L’exécution de six otages israéliens par le Hamas à Gaza a poussé des centaines de milliers d’Israéliens à descendre dans les rues dimanche soir, en signe de deuil et de colère. Un rare appel à la grève générale en Israël pour protester contre le non-retour des otages détenus à Gaza a entraîné des fermetures et autres perturbations dans tout le pays lundi, y compris dans son principal aéroport international. Les familles des victimes et une grande partie de l’opinion publique accusent le Premier ministre Benyamin Nétanyahou d’être indirectement responsable de ces assassinats, et affirment que les otages auraient pu être rendus vivants dans le cadre d’un accord avec le Hamas visant à mettre fin à la guerre qui dure depuis près de onze mois.

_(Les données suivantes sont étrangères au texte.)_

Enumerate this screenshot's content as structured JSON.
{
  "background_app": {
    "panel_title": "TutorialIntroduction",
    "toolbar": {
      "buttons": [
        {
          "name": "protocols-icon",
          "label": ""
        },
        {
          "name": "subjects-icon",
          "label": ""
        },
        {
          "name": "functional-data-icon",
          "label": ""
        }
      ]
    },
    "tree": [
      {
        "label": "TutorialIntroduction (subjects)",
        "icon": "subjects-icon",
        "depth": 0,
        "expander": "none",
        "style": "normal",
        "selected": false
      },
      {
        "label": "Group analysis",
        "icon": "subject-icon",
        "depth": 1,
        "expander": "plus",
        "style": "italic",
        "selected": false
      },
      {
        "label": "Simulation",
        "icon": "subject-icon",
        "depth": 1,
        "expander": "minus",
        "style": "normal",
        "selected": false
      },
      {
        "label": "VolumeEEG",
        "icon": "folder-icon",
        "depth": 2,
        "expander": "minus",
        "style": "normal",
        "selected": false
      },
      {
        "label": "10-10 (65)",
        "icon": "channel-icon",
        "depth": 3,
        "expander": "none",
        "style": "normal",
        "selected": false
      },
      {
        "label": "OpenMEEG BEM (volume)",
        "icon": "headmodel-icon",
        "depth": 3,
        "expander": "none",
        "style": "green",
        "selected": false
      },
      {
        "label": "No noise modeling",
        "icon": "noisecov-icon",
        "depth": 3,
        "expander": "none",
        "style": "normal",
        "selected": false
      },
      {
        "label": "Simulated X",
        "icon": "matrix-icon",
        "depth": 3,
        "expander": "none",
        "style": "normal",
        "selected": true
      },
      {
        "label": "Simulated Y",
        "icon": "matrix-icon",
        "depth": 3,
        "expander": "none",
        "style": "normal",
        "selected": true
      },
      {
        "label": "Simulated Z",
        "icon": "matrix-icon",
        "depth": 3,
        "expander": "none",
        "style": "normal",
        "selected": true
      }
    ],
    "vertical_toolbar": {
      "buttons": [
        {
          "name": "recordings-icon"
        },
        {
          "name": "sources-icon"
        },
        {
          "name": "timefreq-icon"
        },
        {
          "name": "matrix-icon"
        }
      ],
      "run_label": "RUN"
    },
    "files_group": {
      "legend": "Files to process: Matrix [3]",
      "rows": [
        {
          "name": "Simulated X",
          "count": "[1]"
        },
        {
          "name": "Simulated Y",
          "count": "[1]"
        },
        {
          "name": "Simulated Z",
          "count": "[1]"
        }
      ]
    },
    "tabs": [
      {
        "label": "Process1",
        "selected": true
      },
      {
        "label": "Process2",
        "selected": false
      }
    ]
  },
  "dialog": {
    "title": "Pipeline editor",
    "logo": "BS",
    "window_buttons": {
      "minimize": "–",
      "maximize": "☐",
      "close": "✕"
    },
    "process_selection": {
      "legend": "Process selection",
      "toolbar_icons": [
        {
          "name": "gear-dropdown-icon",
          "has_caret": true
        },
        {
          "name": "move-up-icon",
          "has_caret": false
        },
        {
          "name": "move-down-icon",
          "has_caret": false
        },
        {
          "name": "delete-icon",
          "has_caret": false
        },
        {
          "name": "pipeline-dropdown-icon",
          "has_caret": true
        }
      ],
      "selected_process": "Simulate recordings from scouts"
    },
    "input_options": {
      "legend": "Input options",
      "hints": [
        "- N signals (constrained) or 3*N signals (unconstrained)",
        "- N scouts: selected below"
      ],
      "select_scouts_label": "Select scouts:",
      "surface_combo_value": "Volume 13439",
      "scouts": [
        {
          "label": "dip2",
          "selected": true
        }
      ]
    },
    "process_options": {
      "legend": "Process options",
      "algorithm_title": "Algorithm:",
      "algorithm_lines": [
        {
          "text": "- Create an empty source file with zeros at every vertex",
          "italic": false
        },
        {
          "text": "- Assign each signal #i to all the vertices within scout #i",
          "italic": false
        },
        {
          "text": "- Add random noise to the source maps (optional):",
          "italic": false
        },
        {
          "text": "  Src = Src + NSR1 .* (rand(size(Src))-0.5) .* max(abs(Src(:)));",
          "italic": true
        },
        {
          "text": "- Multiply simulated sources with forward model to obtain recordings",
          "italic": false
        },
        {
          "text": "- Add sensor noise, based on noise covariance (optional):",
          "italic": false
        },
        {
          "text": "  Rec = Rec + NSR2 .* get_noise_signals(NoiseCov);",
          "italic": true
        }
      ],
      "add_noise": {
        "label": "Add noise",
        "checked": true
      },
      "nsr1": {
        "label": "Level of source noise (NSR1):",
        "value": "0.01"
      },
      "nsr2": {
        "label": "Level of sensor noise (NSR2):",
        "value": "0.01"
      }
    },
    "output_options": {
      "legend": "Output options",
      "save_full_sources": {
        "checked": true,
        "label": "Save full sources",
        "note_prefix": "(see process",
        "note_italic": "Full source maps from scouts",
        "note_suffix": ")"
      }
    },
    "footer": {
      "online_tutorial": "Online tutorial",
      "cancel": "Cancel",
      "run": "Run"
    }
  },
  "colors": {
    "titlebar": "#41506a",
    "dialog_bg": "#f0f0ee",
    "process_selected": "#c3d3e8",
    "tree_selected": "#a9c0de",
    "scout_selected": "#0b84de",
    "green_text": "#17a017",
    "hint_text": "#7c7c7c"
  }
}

Faisant écho à ces protestations, le président américain Joe Biden a estimé lundi que Nétanyahou n’en faisait pas assez pour parvenir à un accord en vue de la libération des otages israéliens détenus par le Hamas dans la bande de Gaza, mais que cet accord était «proche». On aimerait partager son optimisme, mais le blocage n’est pas seulement le résultat de l’intransigeance du Premier ministre israélien : il reflète l’intérêt commun des deux ennemis en confrontation, Nétanyahou et le chef du Hamas, Yahya Sinwar, de prolonger le plus possible l’immobilisme meurtrier qui leur va si bien.
Pour Sinwar, un accord de cessez-le-feu signifierait l’impossible face-à-face avec la population palestinienne sur les conséquences du massacre qu’il a déclenché le 7 octobre 2023. Pour Nétanyahou, la fin des représailles d’Israël à Gaza signifierait la fin de vie de son «cabinet de guerre» et le retour à ses procès pour corruption. Pour la population civile, cet accord tacite entre les deux faux ennemis ne peut que mener à la continuation du désastre qui a déjà tué plus de 40 000 Palestiniens. Mais pour les leaders occidentaux, dont Joe Biden est le seul à avoir une influence sur Israël, ces pourparlers sans fin ont pour mérite de contenir la guerre et d’éviter l’embrasement régional que les marchés redoutent. C’est bien cela qu’ont compris les Israéliens, et c’est aussi contre ce calcul cynique qu’ils descendent dans les rues.